The UW–Madison Employee Assistance Office is located at 610 Langdon Street, Room 226 of the Lowell Center. The office can be contacted at:

Telephone: (608) 263-2987
Fax: (608) 265-3398
TDD: (608) 265-8460

Discipline:

University employees will be subject to disciplinary sanctions, up to and including termination from employment, for violation of these provisions occurring on University property or the work site or during work time. In addition to discipline, or in lieu of it, employees may be referred to appropriate counseling or treatment programs. Disciplinary sanctions are initiated and imposed in accordance with applicable procedural requirements and work rules, as set forth in Wisconsin statutes, administrative rules, faculty and academic staff policies, and collective bargaining agreements. Referral for prosecution under criminal law is also possible. Further, violations of ss. UWS 1806 (13) and 18.10, Wis. Adm. Code may result in additional penalties as allowed under Ch. UWS 18, Wis. Adm. Code.

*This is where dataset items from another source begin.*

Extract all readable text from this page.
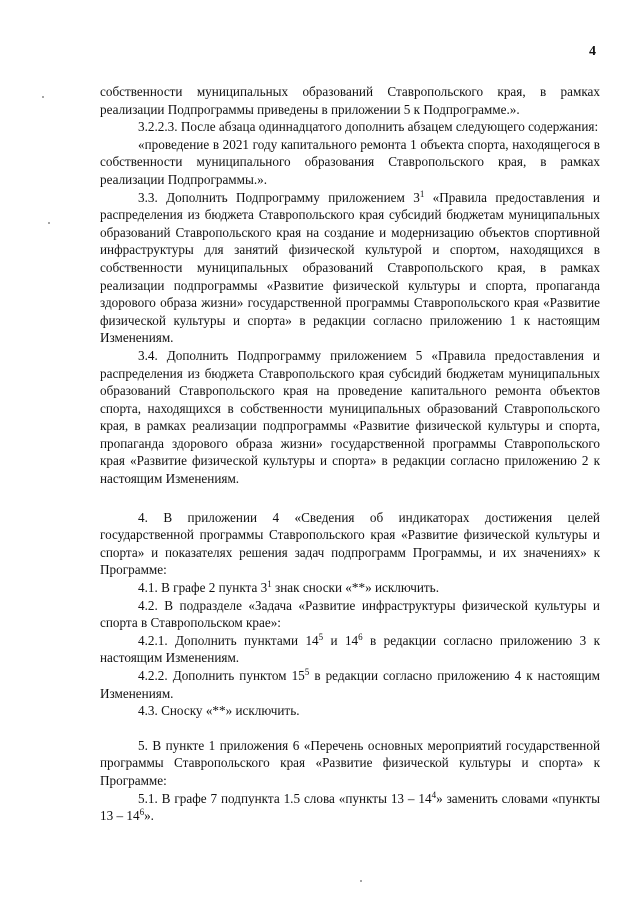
4

собственности муниципальных образований Ставропольского края, в рамках реализации Подпрограммы приведены в приложении 5 к Подпрограмме.».

3.2.2.3. После абзаца одиннадцатого дополнить абзацем следующего содержания:

«проведение в 2021 году капитального ремонта 1 объекта спорта, находящегося в собственности муниципального образования Ставропольского края, в рамках реализации Подпрограммы.».

3.3. Дополнить Подпрограмму приложением $3^1$ «Правила предоставления и распределения из бюджета Ставропольского края субсидий бюджетам муниципальных образований Ставропольского края на создание и модернизацию объектов спортивной инфраструктуры для занятий физической культурой и спортом, находящихся в собственности муниципальных образований Ставропольского края, в рамках реализации подпрограммы «Развитие физической культуры и спорта, пропаганда здорового образа жизни» государственной программы Ставропольского края «Развитие физической культуры и спорта» в редакции согласно приложению 1 к настоящим Изменениям.

3.4. Дополнить Подпрограмму приложением 5 «Правила предоставления и распределения из бюджета Ставропольского края субсидий бюджетам муниципальных образований Ставропольского края на проведение капитального ремонта объектов спорта, находящихся в собственности муниципальных образований Ставропольского края, в рамках реализации подпрограммы «Развитие физической культуры и спорта, пропаганда здорового образа жизни» государственной программы Ставропольского края «Развитие физической культуры и спорта» в редакции согласно приложению 2 к настоящим Изменениям.

4. В приложении 4 «Сведения об индикаторах достижения целей государственной программы Ставропольского края «Развитие физической культуры и спорта» и показателях решения задач подпрограмм Программы, и их значениях» к Программе:

4.1. В графе 2 пункта $3^1$ знак сноски «**» исключить.

4.2. В подразделе «Задача «Развитие инфраструктуры физической культуры и спорта в Ставропольском крае»:

4.2.1. Дополнить пунктами $14^5$ и $14^6$ в редакции согласно приложению 3 к настоящим Изменениям.

4.2.2. Дополнить пунктом $15^5$ в редакции согласно приложению 4 к настоящим Изменениям.

4.3. Сноску «**» исключить.

5. В пункте 1 приложения 6 «Перечень основных мероприятий государственной программы Ставропольского края «Развитие физической культуры и спорта» к Программе:

5.1. В графе 7 подпункта 1.5 слова «пункты $13 - 14^4$» заменить словами «пункты $13 - 14^6$».
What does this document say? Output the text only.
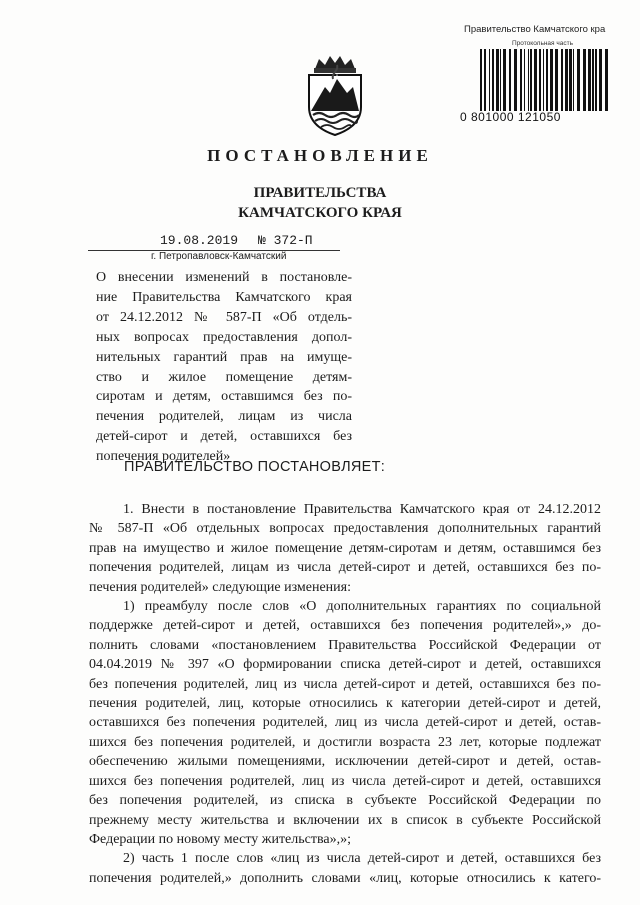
Правительство Камчатского кра
Протокольная часть
0 801000 121050
ПОСТАНОВЛЕНИЕ
ПРАВИТЕЛЬСТВА
КАМЧАТСКОГО КРАЯ
19.08.2019 № 372-П
г. Петропавловск-Камчатский
О внесении изменений в постановле-
ние Правительства Камчатского края
от 24.12.2012 № 587-П «Об отдель-
ных вопросах предоставления допол-
нительных гарантий прав на имуще-
ство и жилое помещение детям-
сиротам и детям, оставшимся без по-
печения родителей, лицам из числа
детей-сирот и детей, оставшихся без
попечения родителей»
ПРАВИТЕЛЬСТВО ПОСТАНОВЛЯЕТ:
1. Внести в постановление Правительства Камчатского края от 24.12.2012
№ 587-П «Об отдельных вопросах предоставления дополнительных гарантий
прав на имущество и жилое помещение детям-сиротам и детям, оставшимся без
попечения родителей, лицам из числа детей-сирот и детей, оставшихся без по-
печения родителей» следующие изменения:
1) преамбулу после слов «О дополнительных гарантиях по социальной
поддержке детей-сирот и детей, оставшихся без попечения родителей»,» до-
полнить словами «постановлением Правительства Российской Федерации от
04.04.2019 № 397 «О формировании списка детей-сирот и детей, оставшихся
без попечения родителей, лиц из числа детей-сирот и детей, оставшихся без по-
печения родителей, лиц, которые относились к категории детей-сирот и детей,
оставшихся без попечения родителей, лиц из числа детей-сирот и детей, остав-
шихся без попечения родителей, и достигли возраста 23 лет, которые подлежат
обеспечению жилыми помещениями, исключении детей-сирот и детей, остав-
шихся без попечения родителей, лиц из числа детей-сирот и детей, оставшихся
без попечения родителей, из списка в субъекте Российской Федерации по
прежнему месту жительства и включении их в список в субъекте Российской
Федерации по новому месту жительства»,»;
2) часть 1 после слов «лиц из числа детей-сирот и детей, оставшихся без
попечения родителей,» дополнить словами «лиц, которые относились к катего-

Employees convicted of any criminal drug statute violation occurring in the work place must notify their dean, director or department chair within five days of the conviction if they are employed by the university at the time of the conviction.

Summary:

All employees, faculty and staff are strongly encouraged to help make the University a drug-free work place. You can do this by learning about substance abuse (its dangers and warning signs), encouraging others to avoid substance abuse, and getting help if you need it — either for yourself or for someone you are concerned about.